The existing one only works for real numbers.

[kellertuer]

Can you maybe provide an example? I just did

julia> M = SymplecticStiefel(4,2,ℂ)
SymplecticStiefel(4, 2; field=ℂ)

julia> p = rand(M)
4×2 Matrix{ComplexF64}:
 -0.998498+0.0im   -1.6602+0.0im
 -0.609752+0.0im  -1.18466+0.0im
  -2.05232+0.0im  -4.49237+0.0im
  0.820544+0.0im    1.7227+0.0im

julia> is_point(M,p)
true

If I assume that rand us correct, the point check also works just fine?

[mateuszbaran]

Does it actually return false for incorrect points? See here:

Manifolds.jl/src/manifolds/SymplecticStiefel.jl

Line 113 in 732ab72

function check_point(M::SymplecticStiefel{<:Any,ℝ}, p; kwargs...)

. It most likely hits some default implementation that only checks the embedding.

I noticed it when checking this ambiguity:

check_point(M::SymplecticStiefel{<:Any, ℝ}, p; kwargs...) @ Manifolds ~/.julia/dev/Manifolds/src/manifolds/SymplecticStiefel.jl:113
check_point(M::SymplecticStiefel, p::StiefelPoint; kwargs...) @ Manifolds ~/.julia/dev/ManifoldsBase/src/point_vector_fallbacks.jl:119

[kellertuer]

right, that I did not check, I thought it was failing somwhere. You are right then it probably just checks the embedding, i.e. field type and dimensions for now.

but p^+p just has to be checked on complex as well then. I can check whether I see how much to do that is (maybe even just removing R)

[kellertuer]

Hm, I checked a bit the code. First of all, the complex part (also of p above) is zero, so I am not sure we can generate (non real) symplectic matrices. So I am also not sure what to actually additionally check.

To conclude, I would consider this not fully installed, but also not much I can do here (neither good-first nor easy to extend) since I am not aware of Literature that could help us here.

edit: One could make the corresponding doc strings a bit more precise, that for those we do not know yet how that has to work in the complex case. That improbably also why it was not implemented in the first place.

[kellertuer]

It seems canonical_project is wrong as well for complex ones – but I think again we should mainly further restrict those then, because I am not much aware of complex symplectic Stiefel literature.

[mateuszbaran]

I see, I didn't really check how difficult that would be to add because it looked quite simple but maybe it isn't actually.

[kellertuer]

I think the problem is that the main idea of the model here is to cover real-valued things; maybe I was too optimistic adding the complex case to the manifold at all. For example the paper is also only called the real-valued symplectic Stiefel.
So it might be better to remove the complex case here.

[kellertuer]

Baby the best is then to remove the complex case (we have a breaking PR open anyways) also for symplectic Grassmann?
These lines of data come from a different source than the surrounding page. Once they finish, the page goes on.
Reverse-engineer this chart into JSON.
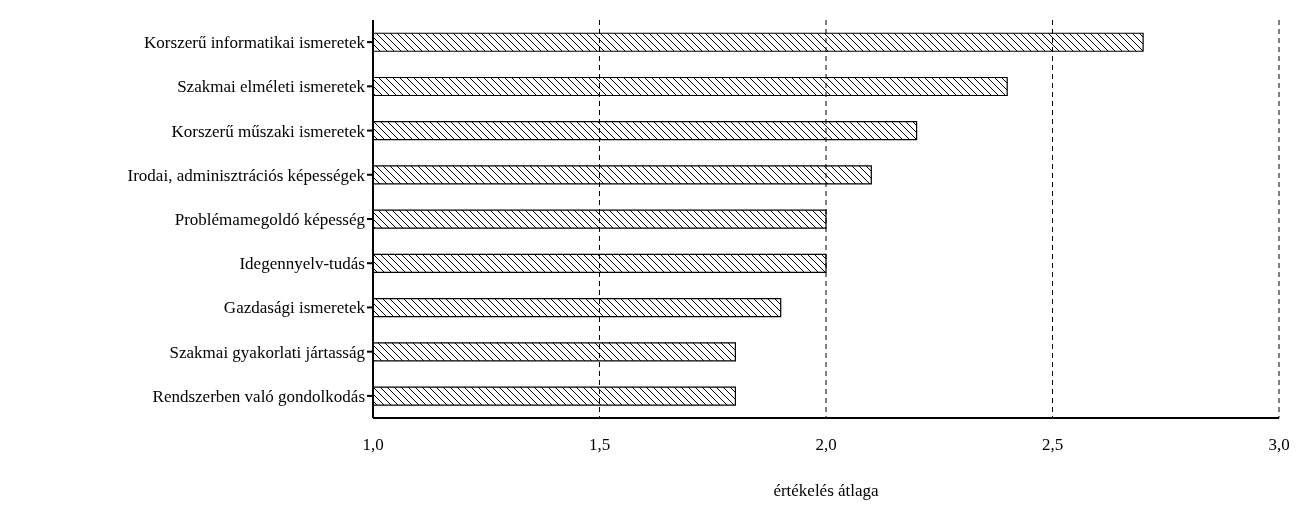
{
  "chart_data": {
    "type": "bar",
    "orientation": "horizontal",
    "xlabel": "értékelés átlaga",
    "categories": [
      "Korszerű informatikai ismeretek",
      "Szakmai elméleti ismeretek",
      "Korszerű műszaki ismeretek",
      "Irodai, adminisztrációs képességek",
      "Problémamegoldó képesség",
      "Idegennyelv-tudás",
      "Gazdasági ismeretek",
      "Szakmai gyakorlati jártasság",
      "Rendszerben való gondolkodás"
    ],
    "values": [
      2.7,
      2.4,
      2.2,
      2.1,
      2.0,
      2.0,
      1.9,
      1.8,
      1.8
    ],
    "color": "#000000",
    "xlim": [
      1,
      3
    ],
    "xticks": [
      {
        "value": 1,
        "label": "1,0"
      },
      {
        "value": 1.5,
        "label": "1,5"
      },
      {
        "value": 2,
        "label": "2,0"
      },
      {
        "value": 2.5,
        "label": "2,5"
      },
      {
        "value": 3,
        "label": "3,0"
      }
    ],
    "grid": "x",
    "line_style": "dashed"
  }
}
I could not find any literature on the complex case

[mateuszbaran]

I think it would be enough to limit signatures of methods that don't work in the complex case.

[kellertuer]

But that is the current case already. Then the complex case falls back to our optimistic check-default that returns nothing.

[mateuszbaran]

Ah, right, then maybe let's indeed limit symplectic Stiefel and Grassmann to real numbers for now.

[kellertuer]

Great. On the 0.10 PR? Could you add that or shall I?

[mateuszbaran]

I will do that on the 0.10 PR.